Book Review: The Pandora Room by Christopher Golden
The Pandora Room from New York Times bestselling and Bram Stoker Award-winning author Christopher Golden turns ancient lore into a modern-day horror in a variation on the myth of Pandora’s Box, where there were two boxes: one contained blessings of the gods, the other all the world’s curses…
One week before closing up shop in Northern Iraq, archaeologist Sophie Durand makes the discovery of her lifetime. Deep in the subterranean city Sophie and her team were exploring, she finds a hidden room covered in ancient symbols and containing a jar. When the team translates the symbols, the story they read is familiar: the Greek myth of Pandora. However, this room is much older and so is the story.
In this variation of the Pandora’s Box tale, there are two boxes—or jars—one given to Pandora and the other given to her sister Anesidora. One jar contains all the gifts destined for mankind. The other contains all the curses… Now, Sophie needs to figure out which jar she’d discovered, before the jihadi forces closing in on her dig site unleash whatever is inside.
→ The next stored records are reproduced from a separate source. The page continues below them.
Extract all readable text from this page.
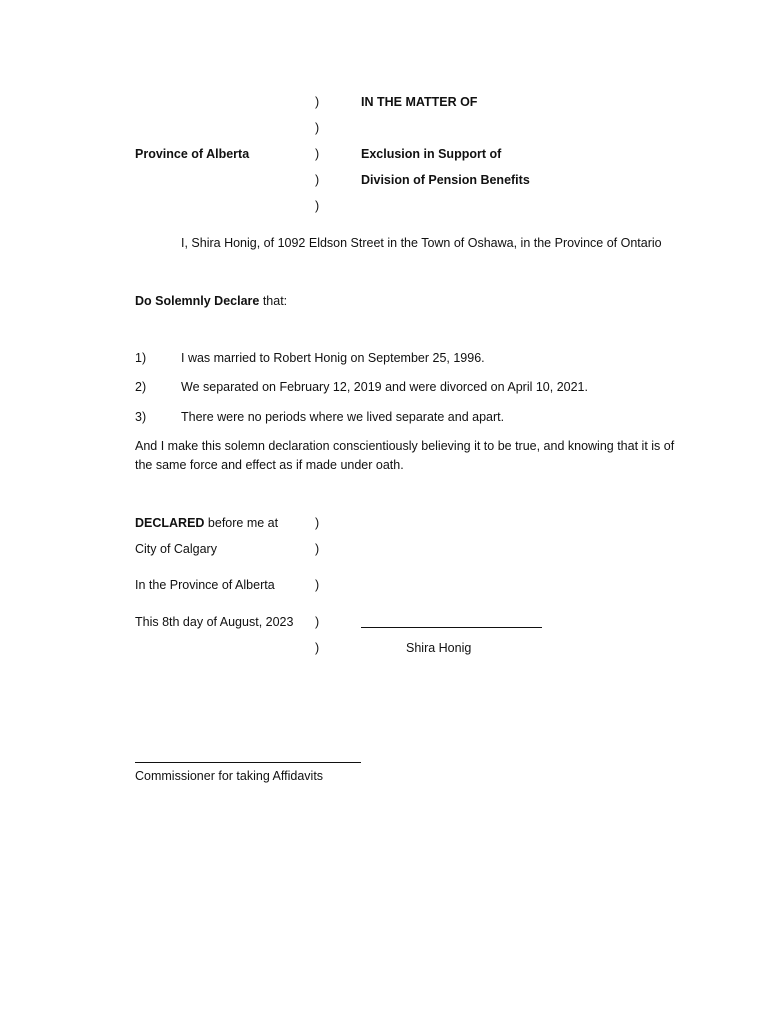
)	IN THE MATTER OF
)
Province of Alberta	)	Exclusion in Support of
)	Division of Pension Benefits
)
I, Shira Honig, of 1092 Eldson Street in the Town of Oshawa, in the Province of Ontario
Do Solemnly Declare that:
1)	I was married to Robert Honig on September 25, 1996.
2)	We separated on February 12, 2019 and were divorced on April 10, 2021.
3)	There were no periods where we lived separate and apart.
And I make this solemn declaration conscientiously believing it to be true, and knowing that it is of the same force and effect as if made under oath.
DECLARED before me at	)
City of Calgary	)
In the Province of Alberta	)
This 8th day of August, 2023 )
)	Shira Honig
Commissioner for taking Affidavits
The Pandora Room by award-winning author Christopher Golden is a sequel to the bestselling Ararat. Featuring one of the main characters from that novel, Ben Walker (an expert in the strange), The Pandora Room explores what happens when the stories we all grew up with turn out to be true.
Sophie makes the questionable decision to climb through the hole they’ve created in an unstable wall. It’s the first of many questionable decisions…
Sophie is already in charge of one of the greatest archaeological digs in history: excavating the underground city of Derveyî (the Kurdish for “beneath”), when she finds the hidden chamber containing the mysterious jar. The team is starting to pack up and head for their individual universities when the room is discovered by an accidental swing of a hammer. Because time is of the essence and because the ancients did not create secret chambers for no reason, Sophie makes the questionable decision to climb through the hole they’ve created in an unstable wall. It’s the first of many questionable decisions…
Sophie stood in front of the hole in the wall. She put her hand on the crumbling edge of the hole and peered at the large rocks that had been used to construct the barrier. With her back to the team, she inhaled deeply of the dust and age of the earthen chamber around her.
How many conversations had they had about the sort of worship that had gone on in this room? A hundred, at least. The world around them existed in a constant state of crisis, a global turmoil that seemed only to worsen by the day, but down here, in this subterranean warren, a place where people had lived and thrived and loved and prayed – all underground – secrets of the past had been unveiled. Further mysteries awaited them, but what Sophie loved most about those mysteries were that they were – in this case quite literally – set in stone. The past awaited their discovery, but it held no dangers. No peril, only fascination.
Yes, it might still surprise them. But it wouldn’t disappoint them, and it couldn’t kill them.
But when you make the find of a lifetime, you don’t get to keep it to yourself, as Sophie quickly learns. Ben Walker, who has seen some things in his line of work, is called in to evaluate and secure the jar, whether Sophie wants to cooperate or not.
During the political navigations between Sophie, Walker, and various government entities, the jar is damaged.
Walker was pulled away from a potentially biohazardous expedition in Greenland to take care of the jar—which turns out to have far more biohazardous consequences than anything Greenland’s melting tundra has to offer.
Golden does not shy away from delivering some gruesome details. He definitely delivers on making pre-biblical plagues something to fear:
She saw the rash when she removed his shirt. Angry red, raised blisters ran from the center of his chest along his left side. There were some on his left arm as well. Even with the hazmat suit protecting her, she wanted to rush from the room. Dr. Tang had seen disease and plague, viruses of all kinds, but nobody in her field enjoyed being in the presence of the unknown…
His groin and thighs also showed the rash, and there were bruises on his legs she could not explain, but it was when she pulled up his right eyelid that Dr. Tang felt the deepest dread. Both eyes had a red hue, and a bit of blood had pooled in the corner of the right one. She’d helped to fight the spread of Ebola in West Africa, and memories of those nightmarish days surged in her mind now. This wasn’t the same, but the rash and the red eyes were familiar enough to haunt her.
To complicate an already complicated situation, a jihadi military force tries to infiltrate the dig site, determined to kill whoever gets in their way. While bullets fly over the underground city, the men and women trapped below fight to survive a plague no one has seen for centuries.
The Pandora Room is a worthy follow-up to Ararat—however, it’s not necessary to read Ararat before The Pandora Room. Christopher Golden does a good job establishing both new interactions and revealing previous relationships. The horrors inflicted on the characters, both supernatural and natural, are visceral and real. When you look up from turning pages, probably sometime late at night, you’ll be happy that you’re safe at home.